クラシックギターの名曲『アルハンブラの思い出』を再チェックしていたら、他のトレモロの曲にも興味が出てきました。
『最後のトレモロ』(バリオス)を弾こう!
パラグアイのアグスティン・バリオスが作曲した『最後のトレモロ』は好きな曲の1つだけど、レッスンする機会がなくて20年とか30年とか前に弾いたっきりになってた。
ああ、なんという事でしょう!
でも今回のお盆でトレモロ奏法を良く練習できたから、その流れで久しぶりに『最後のトレモロ』の楽譜も再チェックすることにしました。
最後のトレモロ~演奏:ジョン・ウィリアムス
哀愁を帯びたトレモロ奏法の名曲です。
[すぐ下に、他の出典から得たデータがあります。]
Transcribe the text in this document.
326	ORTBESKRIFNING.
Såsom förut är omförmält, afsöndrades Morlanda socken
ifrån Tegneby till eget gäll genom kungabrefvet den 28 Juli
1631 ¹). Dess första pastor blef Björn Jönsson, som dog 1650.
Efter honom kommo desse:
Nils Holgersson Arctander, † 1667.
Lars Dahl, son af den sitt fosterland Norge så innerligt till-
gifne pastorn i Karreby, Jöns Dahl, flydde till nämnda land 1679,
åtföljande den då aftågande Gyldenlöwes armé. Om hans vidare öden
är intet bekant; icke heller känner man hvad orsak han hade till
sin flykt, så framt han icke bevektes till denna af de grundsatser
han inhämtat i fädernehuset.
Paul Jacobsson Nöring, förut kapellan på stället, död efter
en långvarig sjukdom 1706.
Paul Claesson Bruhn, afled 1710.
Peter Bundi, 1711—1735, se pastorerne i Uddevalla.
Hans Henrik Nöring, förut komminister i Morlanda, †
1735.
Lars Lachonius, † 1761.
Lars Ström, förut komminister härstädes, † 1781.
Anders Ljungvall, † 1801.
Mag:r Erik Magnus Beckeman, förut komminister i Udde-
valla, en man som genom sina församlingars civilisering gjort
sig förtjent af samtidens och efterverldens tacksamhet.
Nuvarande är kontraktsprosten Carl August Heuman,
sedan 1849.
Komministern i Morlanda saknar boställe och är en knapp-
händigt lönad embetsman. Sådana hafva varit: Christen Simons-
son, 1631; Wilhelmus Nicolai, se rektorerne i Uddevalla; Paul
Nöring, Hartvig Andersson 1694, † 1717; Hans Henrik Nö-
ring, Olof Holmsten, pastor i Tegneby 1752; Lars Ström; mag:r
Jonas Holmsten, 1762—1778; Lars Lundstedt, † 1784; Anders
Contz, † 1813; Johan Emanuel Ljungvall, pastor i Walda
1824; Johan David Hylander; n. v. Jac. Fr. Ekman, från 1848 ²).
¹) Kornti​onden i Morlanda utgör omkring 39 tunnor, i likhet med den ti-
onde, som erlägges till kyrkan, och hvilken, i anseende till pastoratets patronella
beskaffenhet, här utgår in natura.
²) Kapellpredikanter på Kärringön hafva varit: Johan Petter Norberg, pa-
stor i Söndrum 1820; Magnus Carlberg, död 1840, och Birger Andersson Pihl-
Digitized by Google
まずはどんな曲か聴いてみてください。
バリオスを弾くための資料
バリオスの楽譜には、定番としてストーヴァー版とベニーテス版の2種類があります。
バリオス・マンゴレ ギター作品集(ベニーテス版)
日本で手に入れやすいのは全音楽譜出版社の全4巻のベニーテス版です。
見やすく浄書してあり、運指がスムーズ。僕がバリオスを弾く時は、この楽譜を元にしています。

バリオスの楽譜 ストーヴァー版
海外のプロが使用することの多い、バリオスの楽譜です。ベニーテス版より1年前に出版されました。
なんと、Vol.2にはバリオスの自演を収録したCDが付属しています。

どちらを入手すればいいの?
2種類を紹介すると、生徒さんからそんな質問をされます。熱心な方はもちろん両方あれば良いけど、どちらがといわれたらベニーテス版をお勧めします。
日本語のタイトルがある方がベニーテス版です。

「最後のトレモロ」はバリオス・マンゴレ ギター作品集(2)に「過ぎ去りしトレモロ」というタイトルで掲載されています。
現代ギター「名曲演奏の手びき Part.VIII バリオスのすべて」
バリオスの生涯や作品、奏法解説や楽譜など貴重な情報が掲載されています。
現代ギター 1993年12月臨時増刊 No.343です。しっかりとした内容なので、中古で見つけたらぜひ手に入れてください。

複数のタイトルがあるんです…
この曲には以下のように複数のタイトルがあります。
- 最後のトレモロ
- 過ぎ去りしトレモロ
- 神のお慈悲に免じてお恵みを
「最後の」とか「過ぎ去りし」と付いているのは、バリオスが亡くなる直前に書いた遺作だから。しかもタイトルは付けていなかったそう。
「神のお慈悲に免じてお恵みを」については、先に紹介したYouTubeのジョン・ウィリアムスのDVDを持っているので(大ファンだからね!)、その解説から引用します。
彼は晩年、中米のエルサルバドルでギター教授をしていたが、その頃、毎日決まった時刻に彼の住居の扉を叩く、物乞いの老婆があった。バリオスは、そのノック音と「神様のご慈悲に免じて施しを」と唱えるかぼそい声にヒントを得て、繊細なトレモロの手法を用いたこの美しい調べを作曲した。
まとめ
「アルハンブラの思い出」でトレモロ奏法を習得したら、それだけではもったいない。
やや難易度は上がりますが、機会をみて「最後のトレモロ」にもチャレンジしてみてくださいね。